Rouge mineur, bleu pétrole, déconfiture d’orange, vert un autre ailleurs et fleur de lys multicolore.
21 octobre, 2h du matin. La nuit était partiellement étoilée et l’automne fédéral rendait son verdict. Le rouge mineur était vainqueur. Oh! Canada… Sans surprise. Suivi de près par le bleu pétrole avec agents conservateurs pour faire tenir l’or noir et blanc. Il faut croire également que le Québec en avait eu sa tartine de déconfiture d’orange, car seule une petite feuille avait résisté par ici. Il y avait aussi cette Élisabeth, qui n’était peut-être pas la reine, mais elle était parti vert. Vert espoir, mais pas de chance ce n’était pas encore la bonne saison pour les feuilles vertes.
Enfin, le plus étrange des phénomènes, la fleur de lys multicolore endémique au Québec qui avait quasiment disparu ces dernières années, elle était réapparue soudainement et avait gagné bien des arbres. Cette nouvelle multiplication serait-elle bénéfique ou simplement parasitaire?
Aujourd’hui, alors que la brume est levée, le rouge mineur se sait fragile. S’il veut survivre, il devra s’agrémenter au choix d’une pointe d’orange ou de multicolore pour résister au bleu pétrole. Mais un troisième tableau plus sombre peut se dessiner celui du pacte violet, curieux mélange des deux couleurs principales de cet automne. Nuisible à long terme à l’écosystème, mais favorable à plus courte échéance aux prédateurs.

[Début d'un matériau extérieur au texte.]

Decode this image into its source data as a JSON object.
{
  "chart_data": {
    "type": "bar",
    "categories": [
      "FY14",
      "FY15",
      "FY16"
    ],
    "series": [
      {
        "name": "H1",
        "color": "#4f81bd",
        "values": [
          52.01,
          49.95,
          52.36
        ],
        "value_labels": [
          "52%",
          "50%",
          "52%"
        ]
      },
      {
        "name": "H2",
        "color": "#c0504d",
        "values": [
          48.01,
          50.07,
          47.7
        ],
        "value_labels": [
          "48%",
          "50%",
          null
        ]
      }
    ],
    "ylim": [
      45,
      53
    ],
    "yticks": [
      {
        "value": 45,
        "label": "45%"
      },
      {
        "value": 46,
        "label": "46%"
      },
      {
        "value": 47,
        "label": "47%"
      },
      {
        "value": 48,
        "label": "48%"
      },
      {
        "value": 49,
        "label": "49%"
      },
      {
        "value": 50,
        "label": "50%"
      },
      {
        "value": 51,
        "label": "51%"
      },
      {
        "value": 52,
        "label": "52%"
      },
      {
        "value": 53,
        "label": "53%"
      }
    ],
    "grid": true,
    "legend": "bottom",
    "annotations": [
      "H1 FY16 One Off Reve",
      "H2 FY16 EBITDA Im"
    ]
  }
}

C’est avec ce petit bilan coloré d’une élection fédérale molle, presque automatisée, où curieusement, dans notre petit for intérieur, nous connaissions déjà le résultat final, que je me demande si c’est peut-être pour cela que les élections se déroulent en automne. Saison de la beauté mélancolique et de la dépression saisonnière nous transformant en proie facile aux vendeurs de rêves intangibles.
Mais, le passé me contredit et peu importe la saison, la même comédie se joue depuis 1867 en une sorte d’alternance/relai qui n’est pas que le fait du Canada, mais bien de la grande majorité des pays occidentaux. Demander à un parti de modifier le mode de scrutin revient à lui demander de changer les règles en sa faveur, car la proportionnelle n’est qu’un autre moindre mal. Dans une campagne électorale, le mode de scrutin n’est malheureusement qu’une orientation de stratégie. Il faudrait peut-être revoir directement le schéma de gouvernance et faire tomber la pyramide. Avons-nous encore besoin d’un «leader suprême»? Nous nous moquons souvent de la Corée du Nord, mais somme-nous si différents d’eux parce que nous avons un pseudo choix? Je ne parle pas ici de liberté, je distingue juste le besoin encore présent, d’avoir comme une représentation quasi messianique au pouvoir. Nous avons chassé les représentants des dieux dans nos gouvernements, pour y faire entrer la nouvelle divinité monnaie tout en gardant la même hiérarchisation. Puis de nos jours, comme le religieux en son temps, les excès et dérives financières sont arrivés à leurs apothéoses.
Je pose donc la question, aujourd’hui devons-nous écarter le financier du politique comme nous l’avons fait avec le clergé? Croyez-moi que je ne remets ni en cause les fois religieuses ou les intérêts ou non de gagner de l’argent, cela relève de notre vie privée et de nos choix. Ce qui m’interroge, c’est l’imprégnation de certaines de ces corporations dans nos gouvernements et les impacts sur nos vies. Le pire étant l’atteinte portée d’une corporation envers une autre par le biais politique en évoquant une certaine forme de laïcité, mais je mettrais un voile là-dessus de crainte de faire peur.
Alors, sommes-nous encore si crédules ou si peu nombreux de nos jours où l’information coule à profusion pour croire à un pouvoir juste pour tous et toutes, créant à chaque tour de roue plus de différences clivantes et dangereuses à plusieurs points de vue?
Je finirais donc ce papier par une citation fan service de George R.R Martin à propos de l’explication de son «Winter is coming»: «Pendant que nous nous battons pour des questions importantes en politique et que nous nous déchirons à cause de cela en dépensant tant d’énergie, il existe une menace de changement climatique qui a vraiment le potentiel de détruire notre monde».